Il fatto che il luminare iraniano si sia affrettato a far sapere Urbi et Orbi il presunto pensiero del Pontefice, espresso peraltro privatamente, è quantomeno sospetto, sembra quasi che, su «consiglio» di qualcuno, si voglia far passare l'idea che Francesco sia più vicino alle posizioni iraniane che a quelle israeliane. Per carità, non per qualche strategia anti-papale, considerato che a Teheran sanno bene che Francesco è uno dei pochi ad avere buoni rapporti con i leader religiosi sciiti, tra cui l'ultranovantenne grande ayatollah Al-Sistani che risiede in Irak, ma magari semplicemente per un'azione di disturbo verso il «piccolo Satana» e per rinfocolare le polemiche sulla crisi in Medioriente, che non fa mai male. Peccato che in questo gioco si tiri in mezzo anche il Pontefice che, invece, dall'attacco di Hamas del 7 ottobre continua a fare appelli per la liberazione degli ostaggi israeliani e, al contempo, perché si fermino i bombardamenti su Gaza e si risparmi la popolazione innocente. «Il Papa non è contro Israele e non è nemmeno antisemita, non scherziamo!», commenta a Il Giornale una fonte della diplomazia vaticana che chiede di rimanere anonima, «il Papa sta dalla parte della gente e ha sempre sostenuto pubblicamente che un cattolico non può essere antisemita. In tanti ancora non riescono a capire che il Papa, in quanto leader morale e spirituale, non ha interessi strategici, politici o territoriali. Ciò che interessa al Santo Padre è il rispetto della dignità di ogni essere umano, israeliani o palestinesi. Sappiamo che la soluzione dei due Stati è ciò che risolverebbe definitivamente ogni problema». Le presunte parole di Francesco su Netanyahu non sono state commentate dalla Santa Sede e nemmeno dal governo israeliano o dai rappresentanti delle comunità ebraiche che, però, già in diverse occasioni, hanno espresso indignazione per delle prese di posizione del Pontefice.

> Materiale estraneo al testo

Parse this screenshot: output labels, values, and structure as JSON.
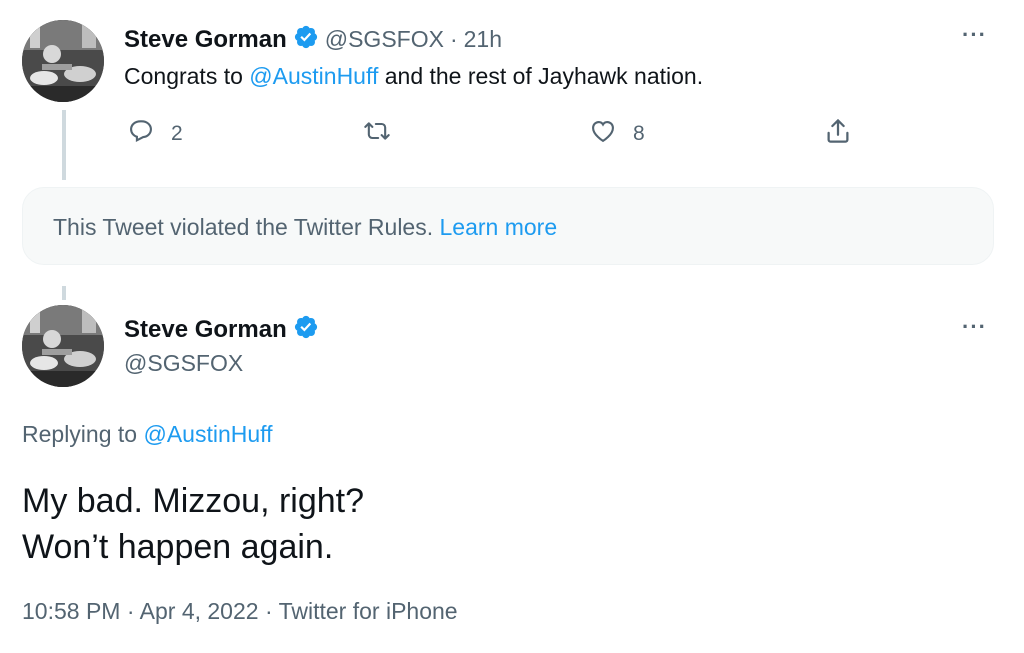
{
  "tweet1": {
    "name": "Steve Gorman",
    "handle": "@SGSFOX",
    "separator": "·",
    "time": "21h",
    "text_before": "Congrats to ",
    "mention": "@AustinHuff",
    "text_after": " and the rest of Jayhawk nation.",
    "replies": "2",
    "likes": "8",
    "more": "···"
  },
  "notice": {
    "text": "This Tweet violated the Twitter Rules.",
    "link": "Learn more"
  },
  "tweet2": {
    "name": "Steve Gorman",
    "handle": "@SGSFOX",
    "more": "···",
    "replying_to_label": "Replying to",
    "replying_to_mention": "@AustinHuff",
    "line1": "My bad. Mizzou, right?",
    "line2": "Won’t happen again.",
    "time": "10:58 PM",
    "date": "Apr 4, 2022",
    "source": "Twitter for iPhone",
    "separator": "·"
  },
  "colors": {
    "accent": "#1d9bf0",
    "text": "#0f1419",
    "muted": "#536471",
    "notice_bg": "#f7f9f9"
  },
  "icons": [
    "verified-badge-icon",
    "reply-icon",
    "retweet-icon",
    "like-icon",
    "share-icon",
    "more-icon"
  ]
}
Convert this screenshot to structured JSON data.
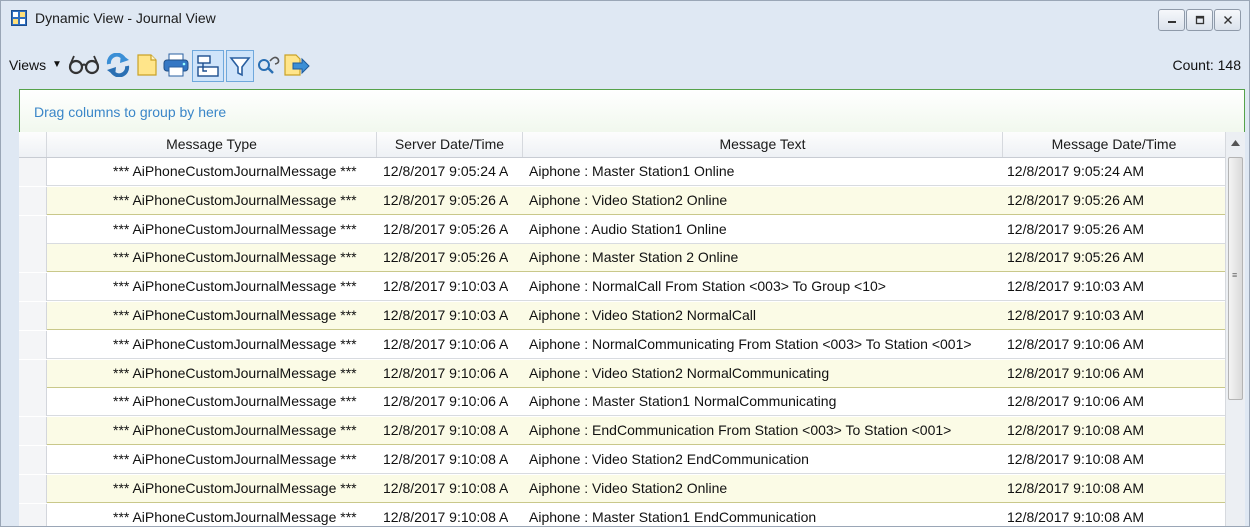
{
  "window": {
    "title": "Dynamic View  -  Journal View"
  },
  "toolbar": {
    "views_label": "Views",
    "icons": [
      "glasses-icon",
      "refresh-icon",
      "new-document-icon",
      "print-icon",
      "layout-icon",
      "filter-icon",
      "find-icon",
      "export-icon"
    ],
    "count_label": "Count:",
    "count_value": "148"
  },
  "group_panel": {
    "hint": "Drag columns to group by here"
  },
  "grid": {
    "columns": [
      "Message Type",
      "Server Date/Time",
      "Message Text",
      "Message Date/Time"
    ],
    "rows": [
      {
        "type": "*** AiPhoneCustomJournalMessage ***",
        "server": "12/8/2017 9:05:24 A",
        "text": "Aiphone : Master Station1 Online",
        "date": "12/8/2017 9:05:24 AM"
      },
      {
        "type": "*** AiPhoneCustomJournalMessage ***",
        "server": "12/8/2017 9:05:26 A",
        "text": "Aiphone : Video Station2 Online",
        "date": "12/8/2017 9:05:26 AM"
      },
      {
        "type": "*** AiPhoneCustomJournalMessage ***",
        "server": "12/8/2017 9:05:26 A",
        "text": "Aiphone : Audio Station1 Online",
        "date": "12/8/2017 9:05:26 AM"
      },
      {
        "type": "*** AiPhoneCustomJournalMessage ***",
        "server": "12/8/2017 9:05:26 A",
        "text": "Aiphone : Master Station 2 Online",
        "date": "12/8/2017 9:05:26 AM"
      },
      {
        "type": "*** AiPhoneCustomJournalMessage ***",
        "server": "12/8/2017 9:10:03 A",
        "text": "Aiphone : NormalCall From Station <003> To Group <10>",
        "date": "12/8/2017 9:10:03 AM"
      },
      {
        "type": "*** AiPhoneCustomJournalMessage ***",
        "server": "12/8/2017 9:10:03 A",
        "text": "Aiphone : Video Station2 NormalCall",
        "date": "12/8/2017 9:10:03 AM"
      },
      {
        "type": "*** AiPhoneCustomJournalMessage ***",
        "server": "12/8/2017 9:10:06 A",
        "text": "Aiphone : NormalCommunicating From Station <003> To Station <001>",
        "date": "12/8/2017 9:10:06 AM"
      },
      {
        "type": "*** AiPhoneCustomJournalMessage ***",
        "server": "12/8/2017 9:10:06 A",
        "text": "Aiphone : Video Station2 NormalCommunicating",
        "date": "12/8/2017 9:10:06 AM"
      },
      {
        "type": "*** AiPhoneCustomJournalMessage ***",
        "server": "12/8/2017 9:10:06 A",
        "text": "Aiphone : Master Station1 NormalCommunicating",
        "date": "12/8/2017 9:10:06 AM"
      },
      {
        "type": "*** AiPhoneCustomJournalMessage ***",
        "server": "12/8/2017 9:10:08 A",
        "text": "Aiphone : EndCommunication From Station <003> To Station <001>",
        "date": "12/8/2017 9:10:08 AM"
      },
      {
        "type": "*** AiPhoneCustomJournalMessage ***",
        "server": "12/8/2017 9:10:08 A",
        "text": "Aiphone : Video Station2 EndCommunication",
        "date": "12/8/2017 9:10:08 AM"
      },
      {
        "type": "*** AiPhoneCustomJournalMessage ***",
        "server": "12/8/2017 9:10:08 A",
        "text": "Aiphone : Video Station2 Online",
        "date": "12/8/2017 9:10:08 AM"
      },
      {
        "type": "*** AiPhoneCustomJournalMessage ***",
        "server": "12/8/2017 9:10:08 A",
        "text": "Aiphone : Master Station1 EndCommunication",
        "date": "12/8/2017 9:10:08 AM"
      }
    ]
  },
  "colors": {
    "alt_row": "#fbfbe6",
    "group_border": "#56a24a",
    "group_hint": "#3a86c8"
  }
}
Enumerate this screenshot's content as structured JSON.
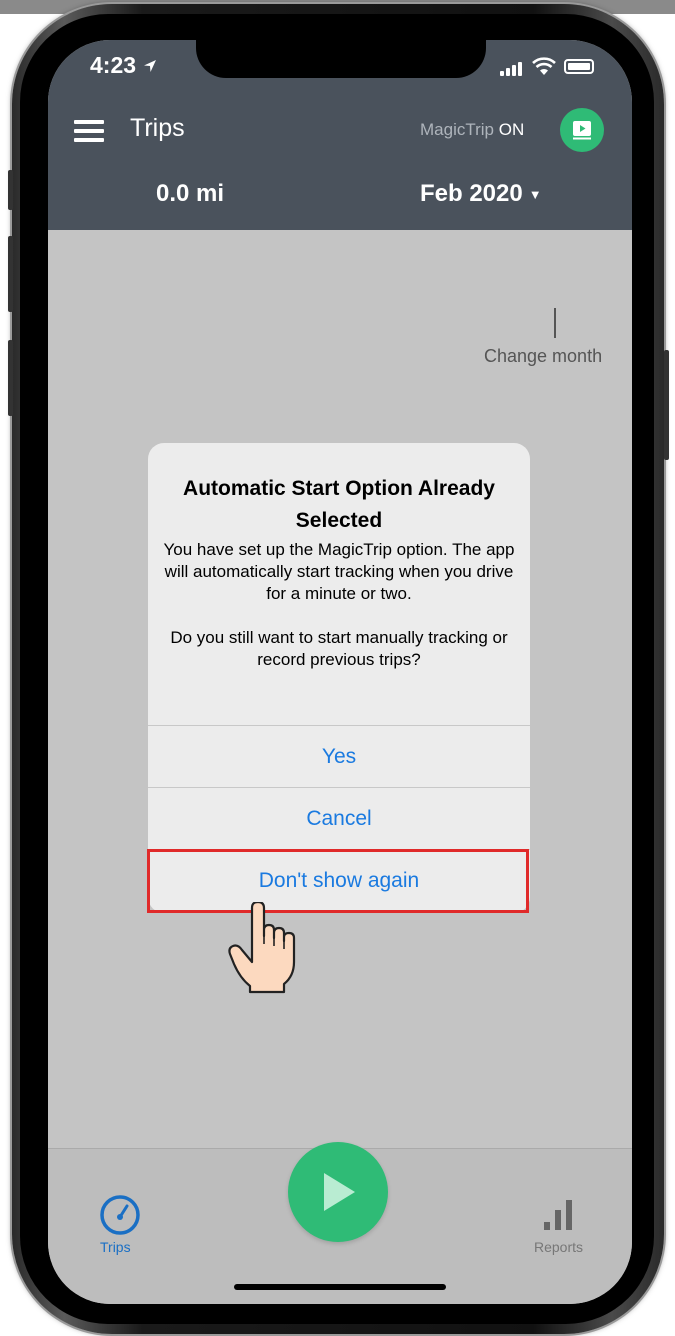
{
  "status": {
    "time": "4:23"
  },
  "header": {
    "title": "Trips",
    "magic_trip_label": "MagicTrip",
    "magic_trip_state": "ON",
    "distance": "0.0 mi",
    "month": "Feb 2020"
  },
  "hint": {
    "text": "Change month"
  },
  "dialog": {
    "title": "Automatic Start Option Already Selected",
    "message": "You have set up the MagicTrip option. The app will automatically start tracking when you drive for a minute or two.\n\nDo you still want to start manually tracking or record previous trips?",
    "buttons": {
      "yes": "Yes",
      "cancel": "Cancel",
      "dont_show": "Don't show again"
    }
  },
  "tabs": {
    "trips": "Trips",
    "reports": "Reports"
  },
  "colors": {
    "header_bg": "#4a525c",
    "accent_green": "#2fbb76",
    "link_blue": "#1a7ae0",
    "highlight_red": "#e02a2a"
  }
}
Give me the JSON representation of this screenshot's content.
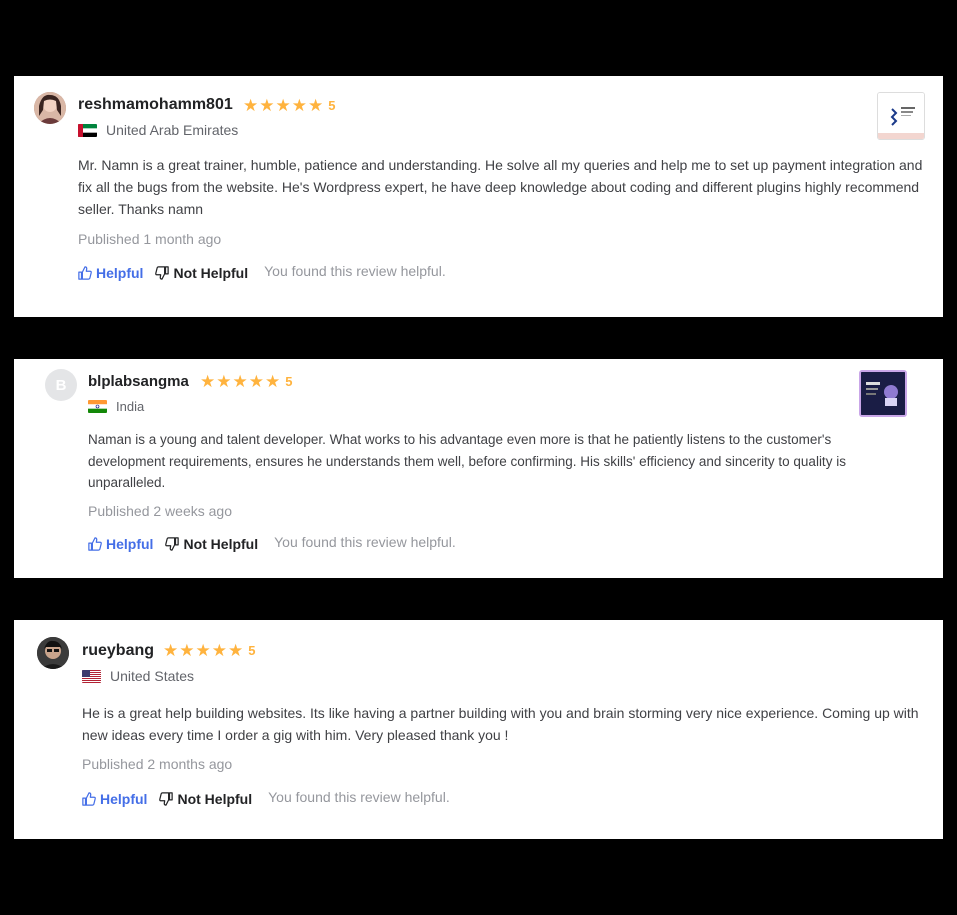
{
  "reviews": [
    {
      "username": "reshmamohamm801",
      "rating": "5",
      "country": "United Arab Emirates",
      "text": "Mr. Namn is a great trainer, humble, patience and understanding. He solve all my queries and help me to set up payment integration and fix all the bugs from the website. He's Wordpress expert, he have deep knowledge about coding and different plugins highly recommend seller. Thanks namn",
      "published": "Published 1 month ago",
      "helpful_label": "Helpful",
      "not_helpful_label": "Not Helpful",
      "feedback": "You found this review helpful."
    },
    {
      "username": "blplabsangma",
      "avatar_letter": "B",
      "rating": "5",
      "country": "India",
      "text": "Naman is a young and talent developer. What works to his advantage even more is that he patiently listens to the customer's development requirements, ensures he understands them well, before confirming. His skills' efficiency and sincerity to quality is unparalleled.",
      "published": "Published 2 weeks ago",
      "helpful_label": "Helpful",
      "not_helpful_label": "Not Helpful",
      "feedback": "You found this review helpful."
    },
    {
      "username": "rueybang",
      "rating": "5",
      "country": "United States",
      "text": "He is a great help building websites. Its like having a partner building with you and brain storming very nice experience. Coming up with new ideas every time I order a gig with him. Very pleased thank you !",
      "published": "Published 2 months ago",
      "helpful_label": "Helpful",
      "not_helpful_label": "Not Helpful",
      "feedback": "You found this review helpful."
    }
  ],
  "colors": {
    "star": "#ffb33e",
    "helpful": "#446ee7",
    "muted": "#95979d"
  }
}
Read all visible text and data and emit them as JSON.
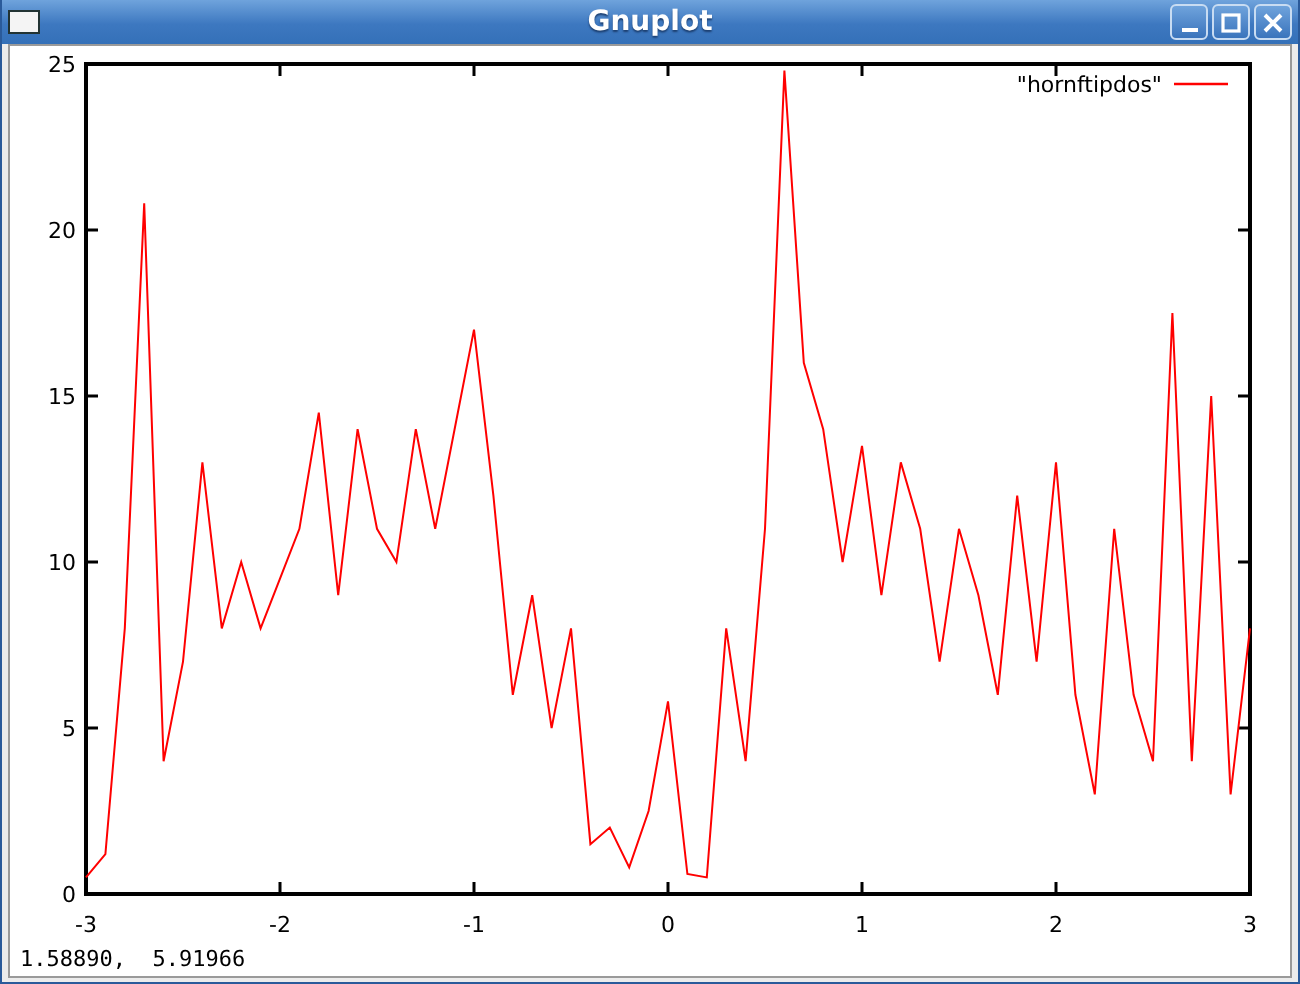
{
  "window": {
    "title": "Gnuplot"
  },
  "plot": {
    "chart_data": {
      "type": "line",
      "x": [
        -3,
        -2.9,
        -2.8,
        -2.7,
        -2.6,
        -2.5,
        -2.4,
        -2.3,
        -2.2,
        -2.1,
        -2,
        -1.9,
        -1.8,
        -1.7,
        -1.6,
        -1.5,
        -1.4,
        -1.3,
        -1.2,
        -1.1,
        -1,
        -0.9,
        -0.8,
        -0.7,
        -0.6,
        -0.5,
        -0.4,
        -0.3,
        -0.2,
        -0.1,
        0,
        0.1,
        0.2,
        0.3,
        0.4,
        0.5,
        0.6,
        0.7,
        0.8,
        0.9,
        1,
        1.1,
        1.2,
        1.3,
        1.4,
        1.5,
        1.6,
        1.7,
        1.8,
        1.9,
        2,
        2.1,
        2.2,
        2.3,
        2.4,
        2.5,
        2.6,
        2.7,
        2.8,
        2.9,
        3
      ],
      "series": [
        {
          "name": "\"hornftipdos\"",
          "color": "#ff0000",
          "values": [
            0.5,
            1.2,
            8,
            20.8,
            4,
            7,
            13,
            8,
            10,
            8,
            9.5,
            11,
            14.5,
            9,
            14,
            11,
            10,
            14,
            11,
            14,
            17,
            12,
            6,
            9,
            5,
            8,
            1.5,
            2,
            0.8,
            2.5,
            5.8,
            0.6,
            0.5,
            8,
            4,
            11,
            24.8,
            16,
            14,
            10,
            13.5,
            9,
            13,
            11,
            7,
            11,
            9,
            6,
            12,
            7,
            13,
            6,
            3,
            11,
            6,
            4,
            17.5,
            4,
            15,
            3,
            8
          ]
        }
      ],
      "xlim": [
        -3,
        3
      ],
      "ylim": [
        0,
        25
      ],
      "xticks": [
        -3,
        -2,
        -1,
        0,
        1,
        2,
        3
      ],
      "yticks": [
        0,
        5,
        10,
        15,
        20,
        25
      ]
    }
  },
  "status_bar": {
    "text": "1.58890,  5.91966"
  }
}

A scatenare l'ira di diversi rappresentanti del mondo ebraico erano state, ad esempio, le affermazioni pubblicate in un libro uscito nel mese di novembre, La speranza non delude mai; il Papa nel volume, parlando della situazione in Medioriente ha detto: «A dire di alcuni esperti ciò che sta accadendo a Gaza ha le caratteristiche di un genocidio. Bisognerebbe indagare con attenzione per determinare se s'inquadra nella definizione tecnica formulata da giuristi e organismi internazionali».